Awani Review

Complete News World

Japan: The launch of the lunar lander was postponed for the third time

Japan: The launch of the lunar lander was postponed for the third time

The take-off of a Japanese rocket to transport the lunar lander was postponed, Monday, for the third time – and this time at the last minute – due to bad weather, and a new date has not been set yet.

The H2-A rocket was scheduled to lift off Monday morning from the Japan Aerospace Agency (JAXA) launch base in Tanegashima, in the southwest of the archipelago.

The countdown continued until at least 30 minutes before the launch, but JAXA and Mitsubishi Heavy Industries, which are in charge of the launch, said the mission was canceled on Monday due to strong winds at altitude.

As for the next date of the mission, it will take “at least three days” and check weather conditions, Tatsuru Tokunaga, MHI’s launch manager, explained at a press conference.

The Japanese rocket is scheduled to take a lunar lander called SLIM (Intelligent Lunar Exploration Landing Vehicle) nicknamed “Moon Sniper” into space.

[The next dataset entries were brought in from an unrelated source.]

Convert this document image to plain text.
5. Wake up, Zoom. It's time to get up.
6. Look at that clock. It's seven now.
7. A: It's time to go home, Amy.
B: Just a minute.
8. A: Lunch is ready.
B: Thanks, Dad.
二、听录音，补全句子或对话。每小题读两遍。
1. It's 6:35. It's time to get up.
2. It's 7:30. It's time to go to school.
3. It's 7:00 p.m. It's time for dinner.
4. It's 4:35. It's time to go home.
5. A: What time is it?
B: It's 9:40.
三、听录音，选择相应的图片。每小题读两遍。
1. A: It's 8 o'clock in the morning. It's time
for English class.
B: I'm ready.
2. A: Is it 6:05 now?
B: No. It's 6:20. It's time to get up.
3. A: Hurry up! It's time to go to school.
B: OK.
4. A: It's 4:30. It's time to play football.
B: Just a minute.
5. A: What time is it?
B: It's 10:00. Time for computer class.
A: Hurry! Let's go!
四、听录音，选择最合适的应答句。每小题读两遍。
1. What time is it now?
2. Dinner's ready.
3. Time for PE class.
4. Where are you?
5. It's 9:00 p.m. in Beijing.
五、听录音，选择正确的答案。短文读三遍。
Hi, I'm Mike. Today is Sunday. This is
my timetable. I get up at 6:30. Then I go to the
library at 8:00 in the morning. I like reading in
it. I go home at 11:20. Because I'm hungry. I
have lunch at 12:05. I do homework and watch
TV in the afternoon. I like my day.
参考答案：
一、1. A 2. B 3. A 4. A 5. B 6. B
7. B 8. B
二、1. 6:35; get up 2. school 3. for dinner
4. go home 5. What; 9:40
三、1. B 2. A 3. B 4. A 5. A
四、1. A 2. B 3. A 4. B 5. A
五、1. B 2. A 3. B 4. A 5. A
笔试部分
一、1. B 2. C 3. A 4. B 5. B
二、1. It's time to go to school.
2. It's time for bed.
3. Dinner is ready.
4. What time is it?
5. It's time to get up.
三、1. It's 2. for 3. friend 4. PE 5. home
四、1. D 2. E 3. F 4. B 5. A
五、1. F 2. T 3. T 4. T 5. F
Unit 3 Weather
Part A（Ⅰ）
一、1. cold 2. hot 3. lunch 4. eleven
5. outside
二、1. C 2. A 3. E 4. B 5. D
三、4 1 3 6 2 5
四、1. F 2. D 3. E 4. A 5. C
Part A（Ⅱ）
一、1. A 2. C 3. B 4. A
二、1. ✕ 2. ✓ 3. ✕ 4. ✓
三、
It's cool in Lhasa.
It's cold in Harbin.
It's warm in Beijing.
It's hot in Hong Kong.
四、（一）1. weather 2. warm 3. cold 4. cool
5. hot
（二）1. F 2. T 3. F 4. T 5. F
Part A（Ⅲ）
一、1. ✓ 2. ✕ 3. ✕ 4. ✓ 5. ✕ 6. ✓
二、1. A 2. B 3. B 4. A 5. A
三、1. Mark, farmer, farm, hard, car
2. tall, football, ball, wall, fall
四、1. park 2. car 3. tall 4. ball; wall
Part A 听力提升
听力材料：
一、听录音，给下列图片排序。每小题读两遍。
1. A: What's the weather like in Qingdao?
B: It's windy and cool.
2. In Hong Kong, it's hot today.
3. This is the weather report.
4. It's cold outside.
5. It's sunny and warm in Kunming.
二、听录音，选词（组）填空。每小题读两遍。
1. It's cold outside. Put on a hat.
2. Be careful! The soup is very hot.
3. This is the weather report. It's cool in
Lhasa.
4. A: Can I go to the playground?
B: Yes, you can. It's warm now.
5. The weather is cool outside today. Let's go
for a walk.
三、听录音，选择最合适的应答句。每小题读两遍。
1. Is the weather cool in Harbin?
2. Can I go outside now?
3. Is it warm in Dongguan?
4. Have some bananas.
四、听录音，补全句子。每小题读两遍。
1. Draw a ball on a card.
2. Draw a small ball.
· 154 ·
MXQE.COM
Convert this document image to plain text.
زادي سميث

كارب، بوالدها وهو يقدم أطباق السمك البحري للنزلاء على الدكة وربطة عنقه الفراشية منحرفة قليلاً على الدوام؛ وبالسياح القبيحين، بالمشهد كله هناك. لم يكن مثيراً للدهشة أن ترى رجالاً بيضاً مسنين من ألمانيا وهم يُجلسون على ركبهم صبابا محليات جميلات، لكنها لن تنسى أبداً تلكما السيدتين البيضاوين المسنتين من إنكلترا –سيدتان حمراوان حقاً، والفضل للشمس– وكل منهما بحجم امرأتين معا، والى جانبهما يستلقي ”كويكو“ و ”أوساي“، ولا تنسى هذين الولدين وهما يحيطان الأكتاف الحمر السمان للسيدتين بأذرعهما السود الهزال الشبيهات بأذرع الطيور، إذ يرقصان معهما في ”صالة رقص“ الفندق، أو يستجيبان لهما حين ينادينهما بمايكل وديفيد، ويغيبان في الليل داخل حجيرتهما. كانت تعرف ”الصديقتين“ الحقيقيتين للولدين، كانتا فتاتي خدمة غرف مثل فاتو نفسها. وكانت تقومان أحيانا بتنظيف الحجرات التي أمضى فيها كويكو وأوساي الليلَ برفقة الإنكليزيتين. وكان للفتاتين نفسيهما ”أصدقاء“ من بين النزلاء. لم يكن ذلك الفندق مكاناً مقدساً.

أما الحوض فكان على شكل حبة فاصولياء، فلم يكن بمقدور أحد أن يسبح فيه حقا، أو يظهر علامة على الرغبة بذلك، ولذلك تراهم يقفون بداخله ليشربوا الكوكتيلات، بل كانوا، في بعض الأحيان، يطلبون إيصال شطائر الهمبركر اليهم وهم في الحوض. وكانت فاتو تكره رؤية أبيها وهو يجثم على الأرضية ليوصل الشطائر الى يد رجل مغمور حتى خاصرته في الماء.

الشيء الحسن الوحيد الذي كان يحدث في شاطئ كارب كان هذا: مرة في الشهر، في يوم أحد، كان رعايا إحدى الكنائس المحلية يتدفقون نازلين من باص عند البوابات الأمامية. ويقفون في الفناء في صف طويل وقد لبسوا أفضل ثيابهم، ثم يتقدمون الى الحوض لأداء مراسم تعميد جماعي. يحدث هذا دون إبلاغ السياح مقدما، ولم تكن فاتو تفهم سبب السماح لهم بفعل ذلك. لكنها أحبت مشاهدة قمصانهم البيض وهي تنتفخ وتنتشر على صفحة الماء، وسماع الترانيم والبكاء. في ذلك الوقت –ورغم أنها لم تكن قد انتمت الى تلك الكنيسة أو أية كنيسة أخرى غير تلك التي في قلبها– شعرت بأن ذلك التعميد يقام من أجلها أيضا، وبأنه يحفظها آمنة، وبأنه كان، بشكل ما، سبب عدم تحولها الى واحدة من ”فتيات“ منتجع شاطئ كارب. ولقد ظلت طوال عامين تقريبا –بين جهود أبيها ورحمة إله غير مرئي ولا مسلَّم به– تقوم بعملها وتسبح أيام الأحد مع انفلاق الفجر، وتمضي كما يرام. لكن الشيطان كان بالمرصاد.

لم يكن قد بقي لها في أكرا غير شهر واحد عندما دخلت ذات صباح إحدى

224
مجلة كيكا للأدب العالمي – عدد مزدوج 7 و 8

It is supposed to test high-precision lunar landing technology, at a maximum distance of 100 meters from its target against several kilometers usually. .

Also on the flight should be XRISM, a satellite jointly developed by JAXA, NASA and the European Space Agency (ESA) for the X-ray imaging and spectroscopy mission.

India successfully landed its first spacecraft on the moon last week. Prior to that, only the United States, the Soviet Union and China had successfully landed on the moon.

Russia has just failed in another attempt, as its Luna 25 probe crashed on August 19 into lunar soil.

Japan had already attempted last November to land a small probe on the moon, aboard the American mission Artemis 1. But contact with “Omotenashi” (“hospitality” in Japanese) was lost shortly after this probe was ejected into space. due to its batteries failing.

See also  Two Samsung The Freestyle 2023 video projectors to create a picture like in a cinema

And in April this year, a young private Japanese company, iSpace, failed to land its Hakuto-R module, which likely crashed on the surface of Earth’s natural satellite.